DINWIDDIE COUNTY, Va. (WIRC) — The Dinwiddie County Board of Supervisors announced its Hometown Heroes for 2021.
This year’s honorees are Carolyn Smith and John Bonner.
“I applaud this year’s honorees and appreciate what they have done for the Dinwiddie community,” said Brenda Ebron-Bonner, Chairman of the Board of Supervisors. “Mr. Bonner has been a strong
advocate for Blank farmers and Mrs. Smith was the first African-American female Deputy in Dinwiddie County’s history. These two individuals have paved the way for future generations and we are all thankful for their contributions.”
The County said Hometown Hero’s was starting in 2015 as a way to recognize Black History Month. In order to qualify, community selected nominees must be natives of or currently live in Dinwiddie.
The announcement said Smith, a native to the county, was nominated for her “contributions to the community through law enforcement.” Her career in law enforcement began when she became a dispatcher for the county in 1982.
Three years into the job, the county said Sheriff Bennie Health promoted her to Deputy Sheriff, believing she could make a difference on the road. This made Smith the first female deputy and the first African-American female deputy in Dinwiddie County’s History.

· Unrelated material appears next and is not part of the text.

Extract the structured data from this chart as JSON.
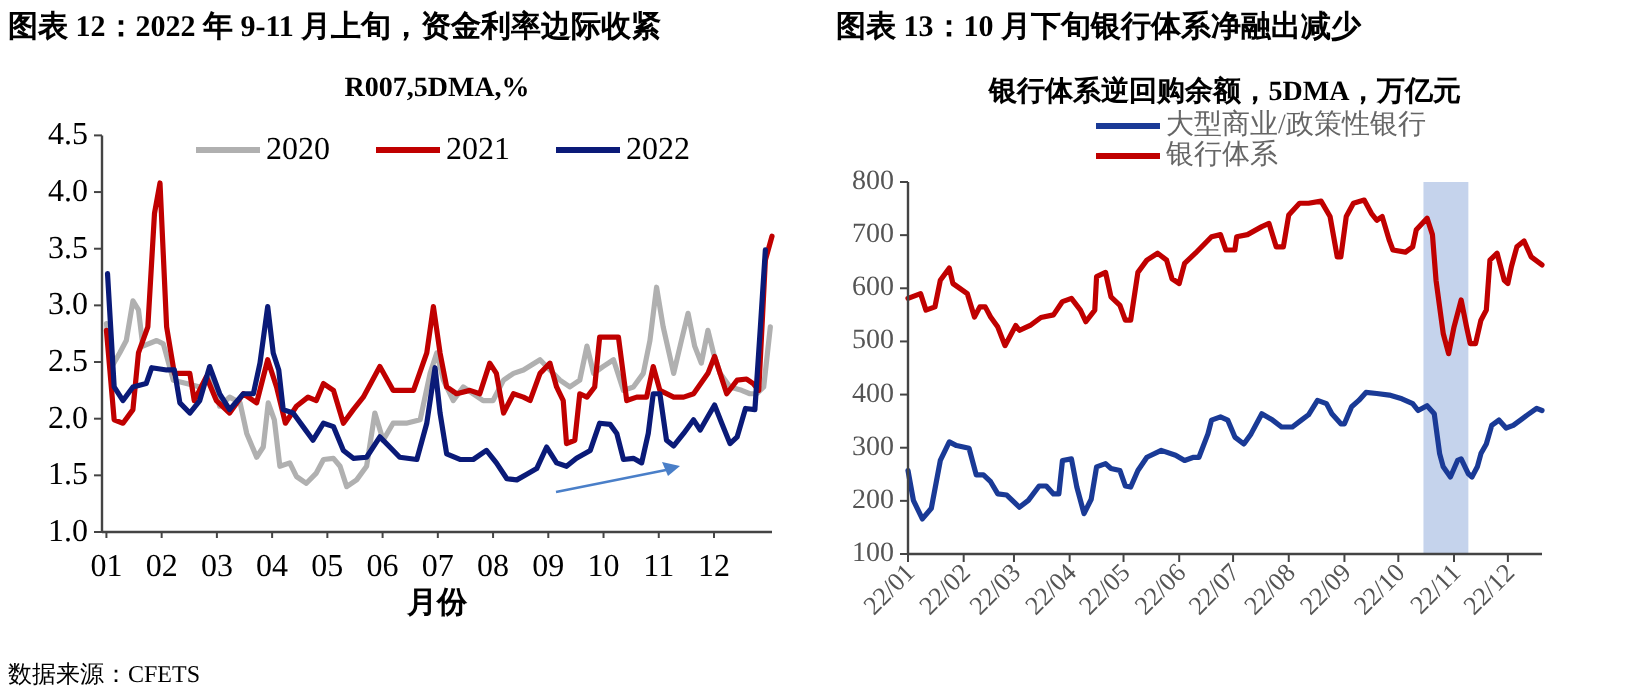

During her time as a road Deputy, the announcement said she became interested in civil process division and moved into it. After extensive coursework and training, the county said in 2000, Smith became a Master Deputy in 2000, and then Sargent of the Civil Process Division in 2008.
“Carolyn’s passion to serve, her tireless work and compassion for the community never wavered,” Said Sheriff D.T. “Duck” Adams who worked with Smith as a Lieutenant. “She helped pave the way for others to achieve opportunities in law enforcement and provide our great County with top law enforcement service. We salute her and have eternal gratitude for her service to the citizens of Dinwiddie County.”
Bonner, a lifelong resident of Dinwiddie, was nominated for his contributions to the community through agriculture. He was raised on a farm and his family grew tobacco, peanuts and soybeans.
The county said Bonner has worked a variety of roles, including serving in the Army and Army Reserves for 26 years, working as a federal employee for another 26 years, — working security at Fort Pickett, and as an Ammunition Technician at Fort Lee. However, the county said farming was always in the background.
“As hard as I tried to get away from farming, it must have been in my blood, because I always came back home to farm,” Bonner said. “For as long as I can remember, my family has raised hogs.”
The announcement said Bonner has been a lifelong advocate of farming and is especially passionate about the plight of Black farmers. His father and brother worked closely with the Founder and President of the National Black Farmers Association, a group that fights for justice and equity for Black farmers.
Bonner is committed to inspiring young people to pursue a career in agriculture by presenting workshops on farming. He also is hoping to modernize his family’s farm by incorporating greenhouse technology.